Healthcare. HBCUs can help improve residents’ access to healthcare by attracting and graduating more medical-industry workers. And many HBCUs—especially those offering degrees in medical professions—can offer community clinics that provide health services at little or no cost to neighborhood residents. Meharry Medical College’s Salt Wagon Clinic, a student-run clinic supervised by faculty physicians,
provides free, high-quality care to Nashville’s underserved populations and serves as a training ground for Meharry medical students. Meanwhile, in April 2021, four HBCU medical schools in Atlanta, Los Angeles, Nashville, and Washington, DC, received funding to administer more than 100,000 COVID-19 vaccines from mobile units in their local communities.
HBCUs have overperformed—even as they have been underfunded relative to (predominantly White) peer institutions.
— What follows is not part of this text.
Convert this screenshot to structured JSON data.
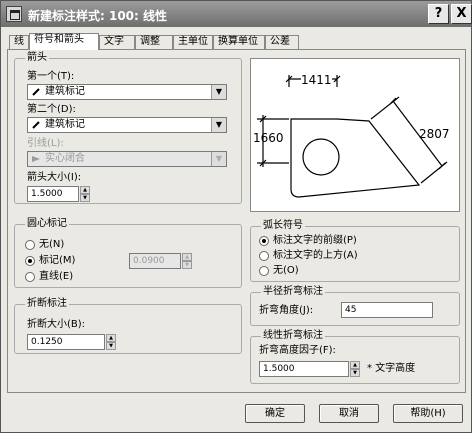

When compared with institutions with endowments over $1 billion, HBCUs demonstrate a sizable and growing gap in private gifts, grants, and contracts—from more than $100 million on average in 2010 to more than $220 million in 2018.
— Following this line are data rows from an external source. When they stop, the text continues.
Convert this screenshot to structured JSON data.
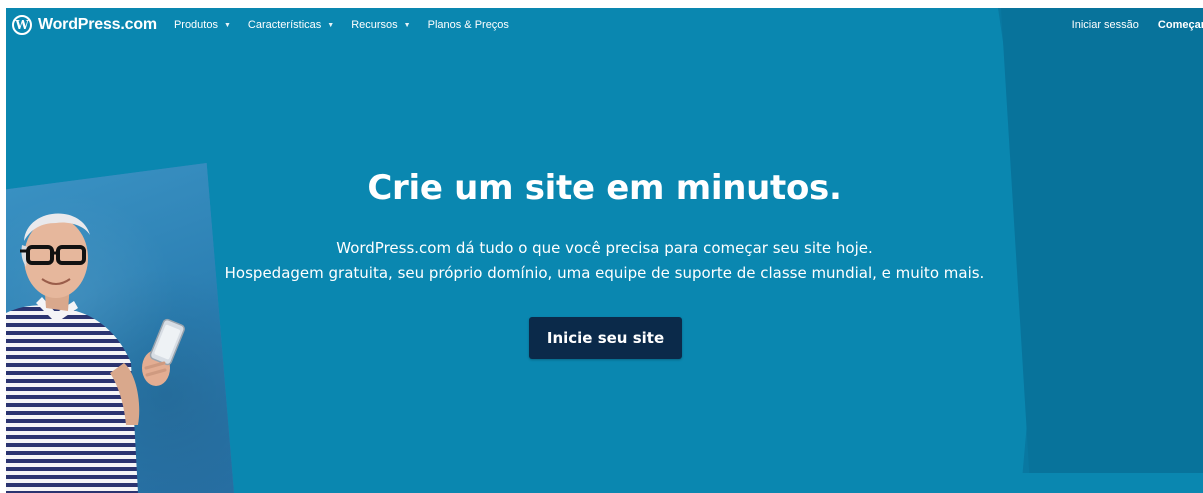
{
  "nav": {
    "brand": "WordPress.com",
    "logo_glyph": "W",
    "items": [
      {
        "label": "Produtos",
        "caret": "▼"
      },
      {
        "label": "Características",
        "caret": "▼"
      },
      {
        "label": "Recursos",
        "caret": "▼"
      },
      {
        "label": "Planos & Preços"
      }
    ],
    "login": "Iniciar sessão",
    "start": "Começar"
  },
  "hero": {
    "title": "Crie um site em minutos.",
    "subtitle_line1": "WordPress.com dá tudo o que você precisa para começar seu site hoje.",
    "subtitle_line2": "Hospedagem gratuita, seu próprio domínio, uma equipe de suporte de classe mundial, e muito mais.",
    "cta": "Inicie seu site"
  },
  "colors": {
    "background": "#0a87b0",
    "button": "#0b2a4a",
    "text": "#ffffff"
  }
}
University endowments are critical for providing stability for institutions (as revenues fluctuate over time); offering student-aid packages; pursuing innovative teaching methods or research initiatives; and enabling longer-term execution of ideas and programs. Between 2018 and 2019, however, the average non-HBCU institution had seven times the endowment value of the average HBCU.
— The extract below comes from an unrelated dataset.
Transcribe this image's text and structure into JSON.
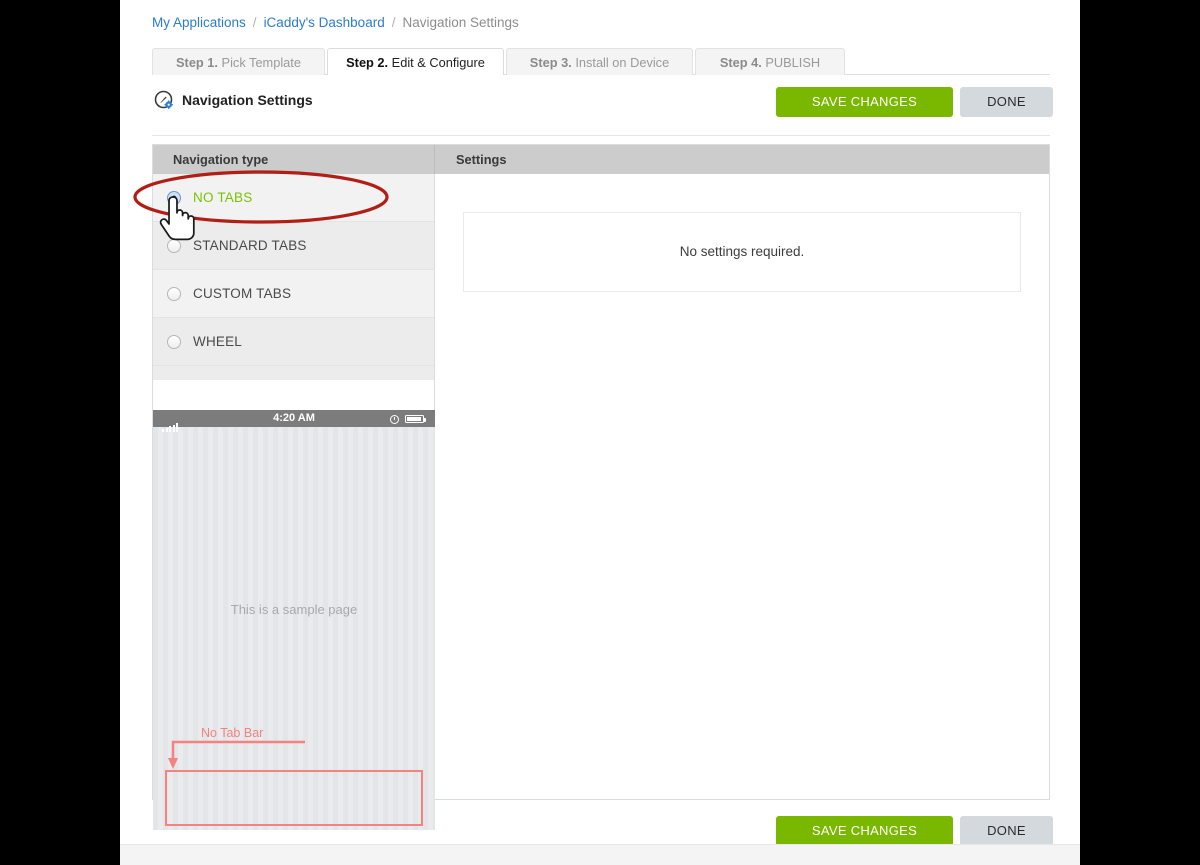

In fact, the top ten higher-education institutions on the most recent U.S. News and World Report rankings have 50 times the endowment resources of all the four-year HBCUs combined.
What’s more, the average four-year non-HBCU institution has around $1.25 in endowment funding for every $1 in their budget, while the average four-year HBCU only has about 50 cents for every $1. Our analysis shows that if four-year HBCUs had $1.25 in endowment funding for every budget dollar, they would earn an additional $6 billion in endowments.
The gap is even larger when viewed through the student lens: four-year HBCUs have around $20,000 in endowment resources for each student, while four-year non-HBCUs have four times that amount per student. If these HBCUs had the same amount of endowment resources as four-year non-HBCUs, they could contribute an additional $17 billion into HBCU endowments for student resources.
HBCUs have the potential to produce more high-earning graduates, support the development of more entrepreneurs, decrease student debt, and remove barriers for Black consumers.
Some states are already recognizing and seeking to address the underfunding of HBCUs.
Corporations and organizations, too, in the wake of the murder of George Floyd, sought to add or accelerate initiatives to support HBCUs and recruit HBCU students.
In fact, 2020 was for some HBCUs their strongest-ever year of fundraising.
The opportunity for sustained impact from these institutions is significant. According to our research and calculations, HBCUs have the potential to produce more high-earning graduates, support the development of more entrepreneurs, decrease student debt, and remove barriers for Black consumers. If the current level of attention and funding given to HBCUs can be sustained over time, these institutions can continue the critical work they have been doing since 1837: dramatically improving lives and livelihoods and advancing economic mobility for Black Americans.